Nik*_*Nik 5 java apache-kafka apache-kafka-streams

我有一个KStream x KStream连接,它正在崩溃,但有以下异常.

Exception in thread “my-clicks-and-recs-join-streams-4c903fb1-5938-4919-9c56-2c8043b86986-StreamThread-1" org.apache.kafka.streams.errors.StreamsException: Exception caught in process. taskId=0_15, processor=KSTREAM-SOURCE-0000000001, topic=my_outgoing_recs_prod, partition=15, offset=9248896
    at org.apache.kafka.streams.processor.internals.StreamTask.process(StreamTask.java:203)
    at org.apache.kafka.streams.processor.internals.StreamThread.processAndPunctuate(StreamThread.java:679)
    at org.apache.kafka.streams.processor.internals.StreamThread.runLoop(StreamThread.java:557)
    at org.apache.kafka.streams.processor.internals.StreamThread.run(StreamThread.java:527)
Caused by: org.apache.kafka.streams.errors.StreamsException: task [0_15] exception caught when producing
    at org.apache.kafka.streams.processor.internals.RecordCollectorImpl.checkForException(RecordCollectorImpl.java:136)
    at org.apache.kafka.streams.processor.internals.RecordCollectorImpl.send(RecordCollectorImpl.java:87)
    at org.apache.kafka.streams.state.internals.StoreChangeLogger.logChange(StoreChangeLogger.java:59)
    at org.apache.kafka.streams.state.internals.ChangeLoggingSegmentedBytesStore.put(ChangeLoggingSegmentedBytesStore.java:59)
    at org.apache.kafka.streams.state.internals.MeteredSegmentedBytesStore.put(MeteredSegmentedBytesStore.java:105)
    at org.apache.kafka.streams.state.internals.RocksDBWindowStore.put(RocksDBWindowStore.java:107)
    at org.apache.kafka.streams.state.internals.RocksDBWindowStore.put(RocksDBWindowStore.java:100)
    at org.apache.kafka.streams.kstream.internals.KStreamJoinWindow$KStreamJoinWindowProcessor.process(KStreamJoinWindow.java:64)
    at org.apache.kafka.streams.processor.internals.ProcessorNode$1.run(ProcessorNode.java:47)
    at org.apache.kafka.streams.processor.internals.StreamsMetricsImpl.measureLatencyNs(StreamsMetricsImpl.java:187)
    at org.apache.kafka.streams.processor.internals.ProcessorNode.process(ProcessorNode.java:133)
    at org.apache.kafka.streams.processor.internals.ProcessorContextImpl.forward(ProcessorContextImpl.java:82)
    at org.apache.kafka.streams.processor.internals.SourceNode.process(SourceNode.java:80)
    at org.apache.kafka.streams.processor.internals.StreamTask.process(StreamTask.java:189)
    ... 3 more
Caused by: org.apache.kafka.common.errors.RecordTooLargeException: The request included a message larger than the max message size the server will accept.
Run Code Online (Sandbox Code Playgroud)

我正在加入一个Click主题的Recommendation主题.该Click对象是非常小(不到KB).Recommendation另一方面,可能很大,偶尔大于1 MB.

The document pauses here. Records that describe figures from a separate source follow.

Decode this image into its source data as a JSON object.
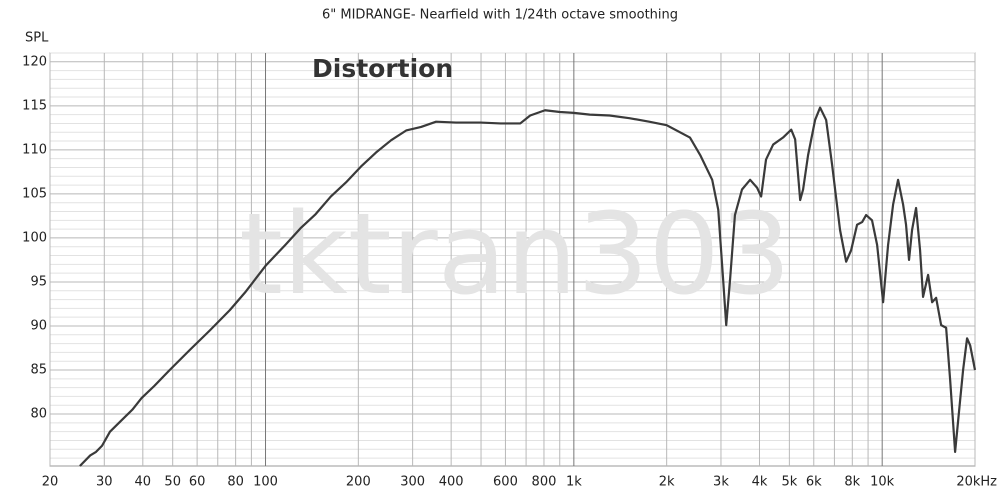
{
  "chart_data": {
    "type": "line",
    "title": "6\" MIDRANGE- Nearfield with 1/24th octave smoothing",
    "y_label": "SPL",
    "annotations": [
      "Distortion",
      "tktran303"
    ],
    "log_x": true,
    "grid": true,
    "xlim": [
      20,
      20000
    ],
    "ylim": [
      74.1,
      121
    ],
    "xticks": [
      20,
      30,
      40,
      50,
      60,
      80,
      100,
      200,
      300,
      400,
      600,
      800,
      {
        "value": 1000,
        "label": "1k"
      },
      {
        "value": 2000,
        "label": "2k"
      },
      {
        "value": 3000,
        "label": "3k"
      },
      {
        "value": 4000,
        "label": "4k"
      },
      {
        "value": 5000,
        "label": "5k"
      },
      {
        "value": 6000,
        "label": "6k"
      },
      {
        "value": 8000,
        "label": "8k"
      },
      {
        "value": 10000,
        "label": "10k"
      },
      {
        "value": 20000,
        "label": "20kHz"
      }
    ],
    "xminorticks": [
      70,
      90,
      500,
      700,
      900,
      7000,
      9000
    ],
    "yticks": [
      80,
      85,
      90,
      95,
      100,
      105,
      110,
      115,
      120
    ],
    "yminorticks": [
      75,
      76,
      77,
      78,
      79,
      81,
      82,
      83,
      84,
      86,
      87,
      88,
      89,
      91,
      92,
      93,
      94,
      96,
      97,
      98,
      99,
      101,
      102,
      103,
      104,
      106,
      107,
      108,
      109,
      111,
      112,
      113,
      114,
      116,
      117,
      118,
      119,
      121
    ],
    "x": [
      25,
      27,
      28.2,
      29.5,
      31.3,
      33.7,
      37,
      39.6,
      43.6,
      48.9,
      56.9,
      66,
      76.6,
      85.8,
      100.4,
      115.9,
      129.9,
      145.4,
      162.8,
      182.3,
      203.9,
      228.2,
      255.6,
      285.9,
      319.6,
      357.5,
      414.6,
      498.4,
      577.9,
      670.1,
      721.7,
      806.5,
      901.3,
      1000,
      1126,
      1306,
      1514,
      1755,
      2000,
      2380,
      2570,
      2810,
      2940,
      3050,
      3120,
      3210,
      3330,
      3510,
      3730,
      3930,
      4050,
      4200,
      4430,
      4770,
      5070,
      5220,
      5420,
      5540,
      5750,
      6060,
      6290,
      6580,
      6880,
      7300,
      7640,
      7930,
      8290,
      8610,
      8870,
      9270,
      9630,
      10070,
      10450,
      10850,
      11260,
      11690,
      11950,
      12220,
      12500,
      12880,
      13270,
      13570,
      14090,
      14520,
      14960,
      15530,
      16120,
      16610,
      17240,
      17900,
      18300,
      18850,
      19290,
      20000
    ],
    "series": [
      {
        "color": "#3a3a3a",
        "values": [
          74.1,
          75.3,
          75.7,
          76.4,
          78.0,
          79.1,
          80.5,
          81.8,
          83.2,
          85.0,
          87.3,
          89.5,
          91.8,
          93.8,
          96.9,
          99.2,
          101.1,
          102.7,
          104.7,
          106.3,
          108.1,
          109.7,
          111.1,
          112.2,
          112.6,
          113.2,
          113.1,
          113.1,
          113.0,
          113.0,
          113.9,
          114.5,
          114.3,
          114.2,
          114.0,
          113.9,
          113.6,
          113.2,
          112.8,
          111.4,
          109.4,
          106.6,
          103.2,
          95.2,
          90.1,
          95.2,
          102.6,
          105.5,
          106.6,
          105.7,
          104.7,
          108.9,
          110.6,
          111.4,
          112.3,
          111.2,
          104.3,
          105.5,
          109.4,
          113.4,
          114.8,
          113.4,
          108.3,
          100.9,
          97.3,
          98.6,
          101.5,
          101.8,
          102.6,
          102.0,
          99.2,
          92.7,
          99.2,
          103.8,
          106.6,
          103.8,
          101.5,
          97.5,
          100.9,
          103.4,
          98.6,
          93.3,
          95.8,
          92.7,
          93.2,
          90.1,
          89.8,
          83.9,
          75.7,
          81.6,
          85.0,
          88.6,
          87.8,
          85.0
        ]
      }
    ]
  }
}
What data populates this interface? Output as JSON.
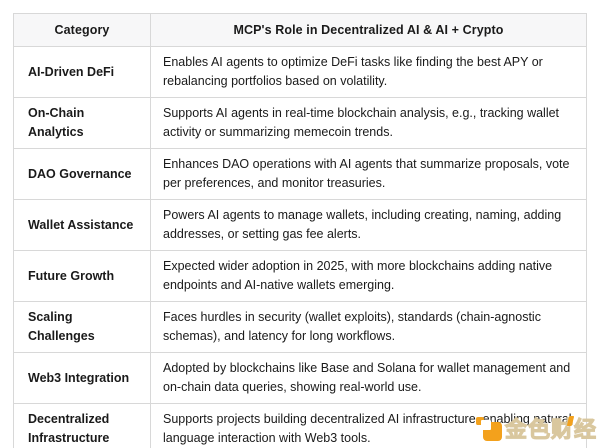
{
  "table": {
    "headers": [
      "Category",
      "MCP's Role in Decentralized AI & AI + Crypto"
    ],
    "rows": [
      {
        "category": "AI-Driven DeFi",
        "description": "Enables AI agents to optimize DeFi tasks like finding the best APY or rebalancing portfolios based on volatility."
      },
      {
        "category": "On-Chain Analytics",
        "description": "Supports AI agents in real-time blockchain analysis, e.g., tracking wallet activity or summarizing memecoin trends."
      },
      {
        "category": "DAO Governance",
        "description": "Enhances DAO operations with AI agents that summarize proposals, vote per preferences, and monitor treasuries."
      },
      {
        "category": "Wallet Assistance",
        "description": "Powers AI agents to manage wallets, including creating, naming, adding addresses, or setting gas fee alerts."
      },
      {
        "category": "Future Growth",
        "description": "Expected wider adoption in 2025, with more blockchains adding native endpoints and AI-native wallets emerging."
      },
      {
        "category": "Scaling Challenges",
        "description": "Faces hurdles in security (wallet exploits), standards (chain-agnostic schemas), and latency for long workflows."
      },
      {
        "category": "Web3 Integration",
        "description": "Adopted by blockchains like Base and Solana for wallet management and on-chain data queries, showing real-world use."
      },
      {
        "category": "Decentralized Infrastructure",
        "description": "Supports projects building decentralized AI infrastructure, enabling natural language interaction with Web3 tools."
      }
    ]
  },
  "watermark": {
    "text": "金色财经",
    "icon": "jinse-logo-icon",
    "accent_color": "#f3a11c"
  },
  "colors": {
    "header_bg": "#f7f7f8",
    "border": "#d8d8d8",
    "text": "#1a1a1a",
    "background": "#ffffff"
  }
}
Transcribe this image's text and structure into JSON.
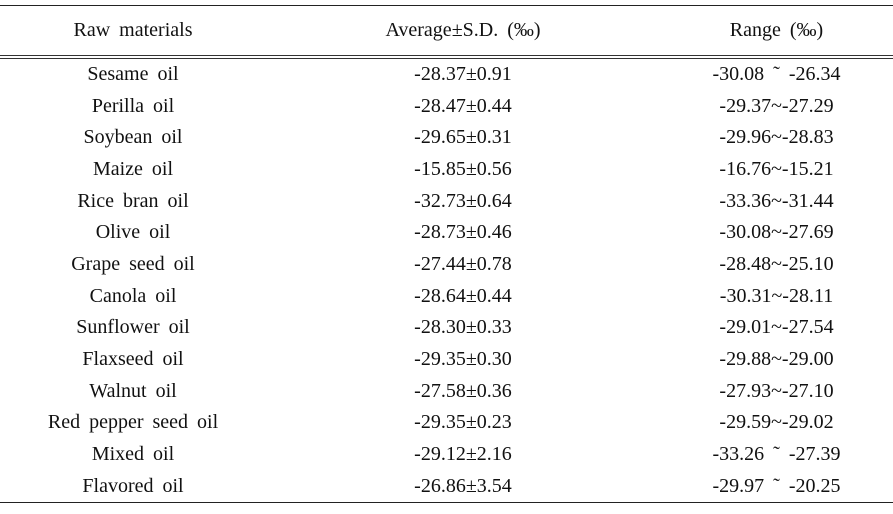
{
  "table": {
    "header": [
      "Raw materials",
      "Average±S.D. (‰)",
      "Range (‰)"
    ],
    "rows": [
      [
        "Sesame oil",
        "-28.37±0.91",
        "-30.08 ˜ -26.34"
      ],
      [
        "Perilla oil",
        "-28.47±0.44",
        "-29.37~-27.29"
      ],
      [
        "Soybean oil",
        "-29.65±0.31",
        "-29.96~-28.83"
      ],
      [
        "Maize oil",
        "-15.85±0.56",
        "-16.76~-15.21"
      ],
      [
        "Rice bran oil",
        "-32.73±0.64",
        "-33.36~-31.44"
      ],
      [
        "Olive oil",
        "-28.73±0.46",
        "-30.08~-27.69"
      ],
      [
        "Grape seed oil",
        "-27.44±0.78",
        "-28.48~-25.10"
      ],
      [
        "Canola oil",
        "-28.64±0.44",
        "-30.31~-28.11"
      ],
      [
        "Sunflower oil",
        "-28.30±0.33",
        "-29.01~-27.54"
      ],
      [
        "Flaxseed oil",
        "-29.35±0.30",
        "-29.88~-29.00"
      ],
      [
        "Walnut oil",
        "-27.58±0.36",
        "-27.93~-27.10"
      ],
      [
        "Red pepper seed oil",
        "-29.35±0.23",
        "-29.59~-29.02"
      ],
      [
        "Mixed oil",
        "-29.12±2.16",
        "-33.26 ˜ -27.39"
      ],
      [
        "Flavored oil",
        "-26.86±3.54",
        "-29.97 ˜ -20.25"
      ]
    ]
  }
}
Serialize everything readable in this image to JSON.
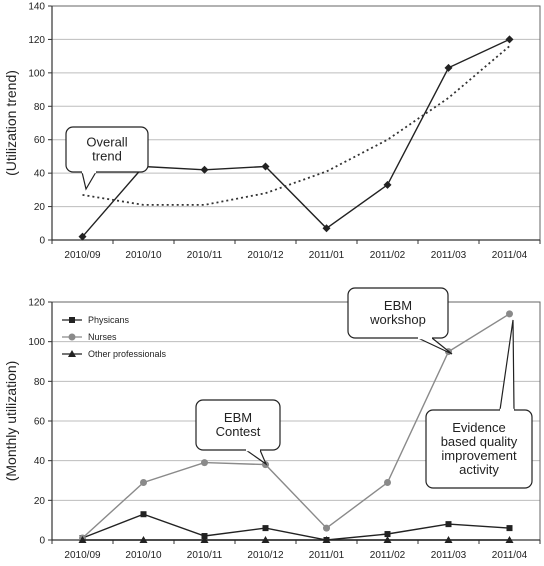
{
  "chart_data": [
    {
      "type": "line",
      "title": "",
      "ylabel": "(Utilization trend)",
      "xlabel": "",
      "categories": [
        "2010/09",
        "2010/10",
        "2010/11",
        "2010/12",
        "2011/01",
        "2011/02",
        "2011/03",
        "2011/04"
      ],
      "ylim": [
        0,
        140
      ],
      "yticks": [
        0,
        20,
        40,
        60,
        80,
        100,
        120,
        140
      ],
      "grid": "horizontal",
      "series": [
        {
          "values": [
            2,
            44,
            42,
            44,
            7,
            33,
            103,
            120
          ],
          "marker": "diamond",
          "color": "#222222"
        },
        {
          "values": [
            27,
            21,
            21,
            28,
            41,
            60,
            85,
            116
          ],
          "style": "dotted",
          "color": "#333333"
        }
      ],
      "annotations": [
        {
          "text": "Overall trend",
          "lines": [
            "Overall",
            "trend"
          ]
        }
      ]
    },
    {
      "type": "line",
      "title": "",
      "ylabel": "(Monthly utilization)",
      "xlabel": "",
      "categories": [
        "2010/09",
        "2010/10",
        "2010/11",
        "2010/12",
        "2011/01",
        "2011/02",
        "2011/03",
        "2011/04"
      ],
      "ylim": [
        0,
        120
      ],
      "yticks": [
        0,
        20,
        40,
        60,
        80,
        100,
        120
      ],
      "grid": "horizontal",
      "legend_position": "top-left",
      "series": [
        {
          "name": "Physicans",
          "values": [
            1,
            13,
            2,
            6,
            0,
            3,
            8,
            6
          ],
          "marker": "square",
          "color": "#222222"
        },
        {
          "name": "Nurses",
          "values": [
            1,
            29,
            39,
            38,
            6,
            29,
            95,
            114
          ],
          "marker": "circle",
          "color": "#8a8a8a"
        },
        {
          "name": "Other professionals",
          "values": [
            0,
            0,
            0,
            0,
            0,
            0,
            0,
            0
          ],
          "marker": "triangle",
          "color": "#222222"
        }
      ],
      "annotations": [
        {
          "text": "EBM workshop",
          "lines": [
            "EBM",
            "workshop"
          ]
        },
        {
          "text": "EBM Contest",
          "lines": [
            "EBM",
            "Contest"
          ]
        },
        {
          "text": "Evidence based quality improvement activity",
          "lines": [
            "Evidence",
            "based quality",
            "improvement",
            "activity"
          ]
        }
      ]
    }
  ]
}
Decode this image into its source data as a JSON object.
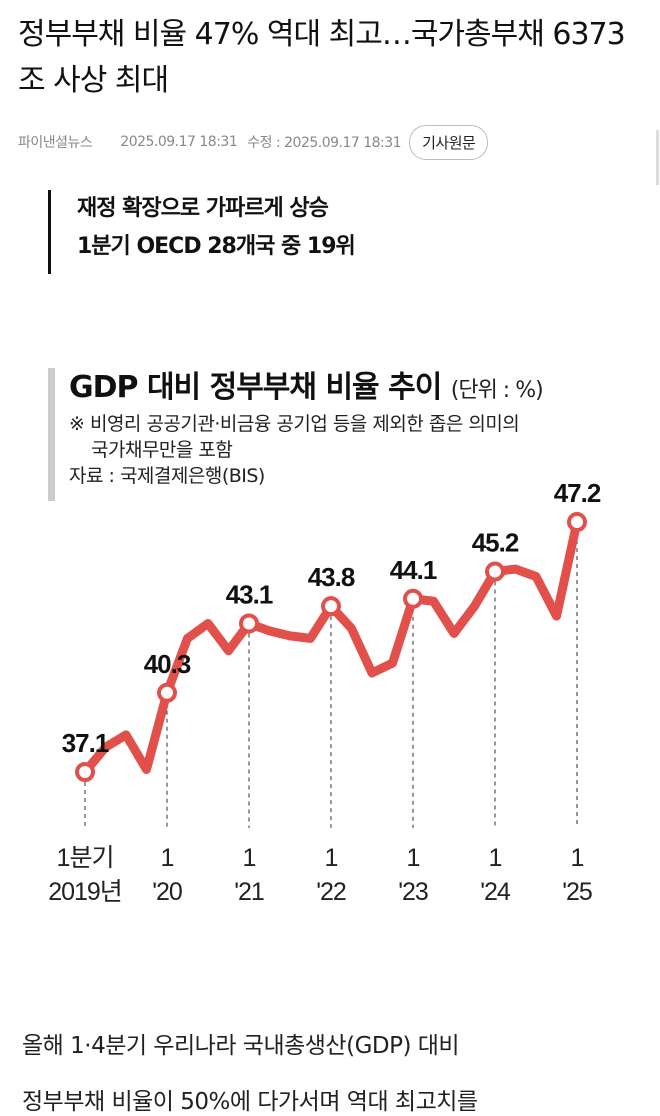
{
  "article": {
    "headline": "정부부채 비율 47% 역대 최고…국가총부채 6373조 사상 최대",
    "source": "파이낸셜뉴스",
    "published": "2025.09.17 18:31",
    "modified": "수정 : 2025.09.17 18:31",
    "original_button": "기사원문",
    "subhead": [
      "재정 확장으로 가파르게 상승",
      "1분기 OECD 28개국 중 19위"
    ],
    "body": [
      "올해 1·4분기 우리나라 국내총생산(GDP) 대비",
      "정부부채 비율이 50%에 다가서며 역대 최고치를"
    ]
  },
  "chart_data": {
    "type": "line",
    "title": "GDP 대비 정부부채 비율 추이",
    "unit": "(단위 : %)",
    "notes": [
      "※ 비영리 공공기관·비금융 공기업 등을 제외한 좁은 의미의",
      "국가채무만을 포함"
    ],
    "source": "자료 : 국제결제은행(BIS)",
    "color": "#e2504b",
    "x": [
      "2019Q1",
      "2019Q2",
      "2019Q3",
      "2019Q4",
      "2020Q1",
      "2020Q2",
      "2020Q3",
      "2020Q4",
      "2021Q1",
      "2021Q2",
      "2021Q3",
      "2021Q4",
      "2022Q1",
      "2022Q2",
      "2022Q3",
      "2022Q4",
      "2023Q1",
      "2023Q2",
      "2023Q3",
      "2023Q4",
      "2024Q1",
      "2024Q2",
      "2024Q3",
      "2024Q4",
      "2025Q1"
    ],
    "values": [
      37.1,
      38.1,
      38.6,
      37.2,
      40.3,
      42.5,
      43.1,
      42.0,
      43.1,
      42.8,
      42.6,
      42.5,
      43.8,
      42.9,
      41.1,
      41.5,
      44.1,
      44.0,
      42.7,
      43.8,
      45.2,
      45.3,
      45.0,
      43.4,
      47.2
    ],
    "labeled_points": [
      {
        "index": 0,
        "label": "37.1"
      },
      {
        "index": 4,
        "label": "40.3"
      },
      {
        "index": 8,
        "label": "43.1"
      },
      {
        "index": 12,
        "label": "43.8"
      },
      {
        "index": 16,
        "label": "44.1"
      },
      {
        "index": 20,
        "label": "45.2"
      },
      {
        "index": 24,
        "label": "47.2"
      }
    ],
    "tick_labels": [
      {
        "index": 0,
        "top": "1분기",
        "bottom": "2019년"
      },
      {
        "index": 4,
        "top": "1",
        "bottom": "'20"
      },
      {
        "index": 8,
        "top": "1",
        "bottom": "'21"
      },
      {
        "index": 12,
        "top": "1",
        "bottom": "'22"
      },
      {
        "index": 16,
        "top": "1",
        "bottom": "'23"
      },
      {
        "index": 20,
        "top": "1",
        "bottom": "'24"
      },
      {
        "index": 24,
        "top": "1",
        "bottom": "'25"
      }
    ],
    "grid": false
  }
}
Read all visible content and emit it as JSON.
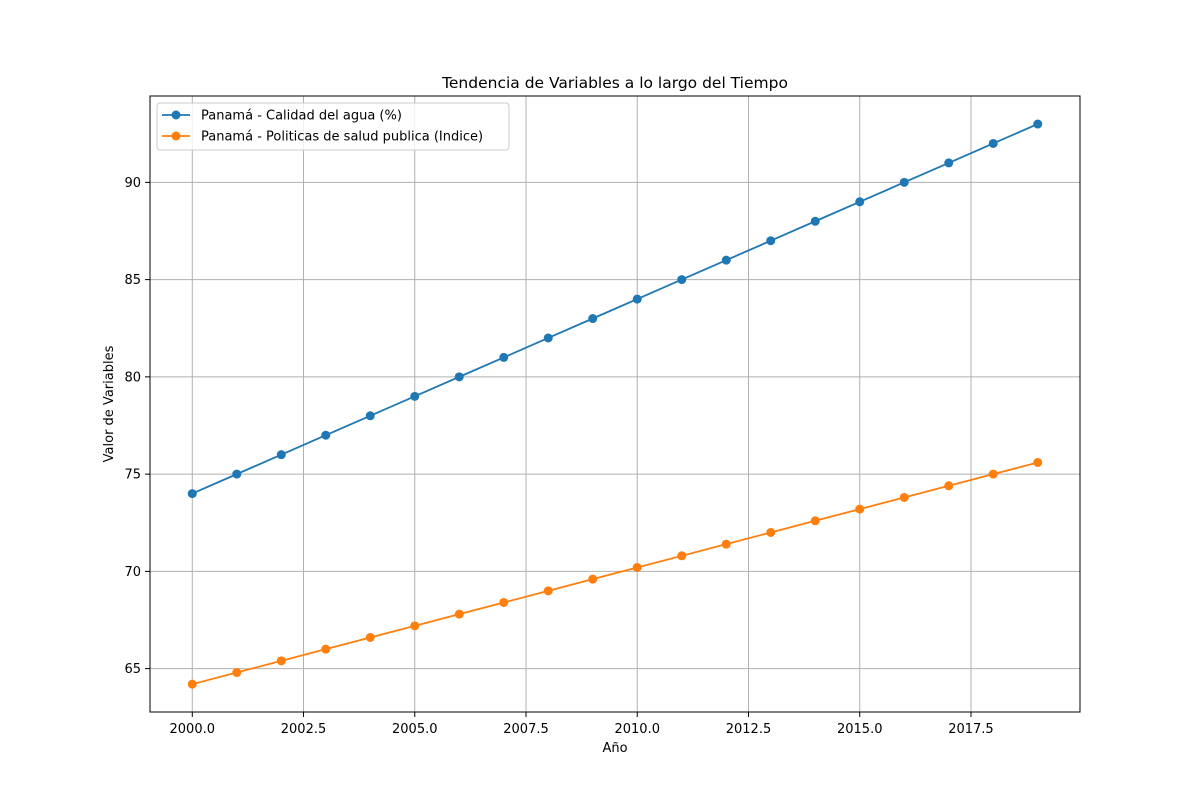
{
  "chart_data": {
    "type": "line",
    "title": "Tendencia de Variables a lo largo del Tiempo",
    "xlabel": "Año",
    "ylabel": "Valor de Variables",
    "x": [
      2000,
      2001,
      2002,
      2003,
      2004,
      2005,
      2006,
      2007,
      2008,
      2009,
      2010,
      2011,
      2012,
      2013,
      2014,
      2015,
      2016,
      2017,
      2018,
      2019
    ],
    "series": [
      {
        "name": "Panamá - Calidad del agua (%)",
        "color": "#1f77b4",
        "values": [
          74,
          75,
          76,
          77,
          78,
          79,
          80,
          81,
          82,
          83,
          84,
          85,
          86,
          87,
          88,
          89,
          90,
          91,
          92,
          93
        ]
      },
      {
        "name": "Panamá - Politicas de salud publica (Indice)",
        "color": "#ff7f0e",
        "values": [
          64.2,
          64.8,
          65.4,
          66.0,
          66.6,
          67.2,
          67.8,
          68.4,
          69.0,
          69.6,
          70.2,
          70.8,
          71.4,
          72.0,
          72.6,
          73.2,
          73.8,
          74.4,
          75.0,
          75.6
        ]
      }
    ],
    "xlim": [
      1999.05,
      2019.95
    ],
    "ylim": [
      62.77,
      94.44
    ],
    "x_ticks": [
      2000,
      2002.5,
      2005,
      2007.5,
      2010,
      2012.5,
      2015,
      2017.5
    ],
    "x_tick_labels": [
      "2000.0",
      "2002.5",
      "2005.0",
      "2007.5",
      "2010.0",
      "2012.5",
      "2015.0",
      "2017.5"
    ],
    "y_ticks": [
      65,
      70,
      75,
      80,
      85,
      90
    ],
    "y_tick_labels": [
      "65",
      "70",
      "75",
      "80",
      "85",
      "90"
    ],
    "grid": true,
    "legend_position": "top-left",
    "marker": "circle"
  }
}
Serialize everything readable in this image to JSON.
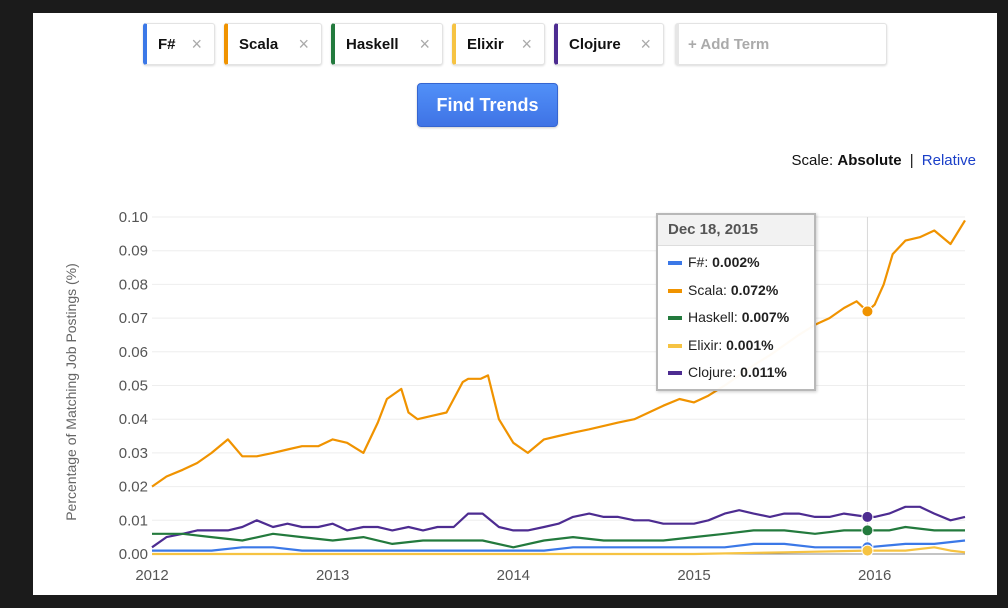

我用Google搜索异常,发现(这里)我需要max.request.size在生产者配置中设置.

我不明白的是,制作人在流媒体中加入了什么?上面例外topic=my_outgoing_recs_prod中的主题是建议主题,而不是最终加入的主题.流媒体应用程序是不应该只是"消费"它?

不过,我尝试将属性设置config.put("max.request.size", "31457280");为30MB.我不希望建议记录超过该限制.但是,代码崩溃了.

我无法更改Kafka集群中的配置,但如果需要,我可以更改Kafka中相关主题的属性.

有人可以建议我还能尝试什么?

如果没有任何作用,我愿意忽略这些超大消息.但是,我不知道如何处理这个问题RecordTooLargeException.

我执行连接的代码如下.

Properties config = new Properties();
config.put(StreamsConfig.APPLICATION_ID_CONFIG, JOINER_ID + "-" + System.getenv("HOSTNAME"));
config.put(StreamsConfig.BOOTSTRAP_SERVERS_CONFIG, booststrapList);
config.put(StreamsConfig.DEFAULT_KEY_SERDE_CLASS_CONFIG, Serdes.String().getClass().getName());
config.put(StreamsConfig.DEFAULT_VALUE_SERDE_CLASS_CONFIG, Serdes.ByteArray().getClass().getName());
config.put("max.request.size", "314572800");
config.put("message.max.bytes", "314572800");
config.put("max.message.bytes", "314572800");


KStreamBuilder builder = new KStreamBuilder();

KStream<String, byte[]> clicksStream = builder.stream(TopologyBuilder.AutoOffsetReset.LATEST, Serdes.String(), Serdes.ByteArray(), clicksTopic);
KStream<String, byte[]> recsStream = builder.stream(TopologyBuilder.AutoOffsetReset.LATEST, Serdes.String(), Serdes.ByteArray(), recsTopic);

KStream<String, ClickRec> join = clicksStream.join(
        recsStream,
        (click, recs) -> new ClickRec(click, recs),
        JoinWindows.of(windowMillis).until(3*windowMillis));

join.to(Serdes.String(), JoinSerdes.CLICK_SERDE, jointTopic);

KafkaStreams streams = new KafkaStreams(builder, config);
streams.cleanUp();
streams.start();
Run Code Online (Sandbox Code Playgroud)

ClickRec是连接对象(它远远小于一个Recommendation对象,我不希望它大于几KB).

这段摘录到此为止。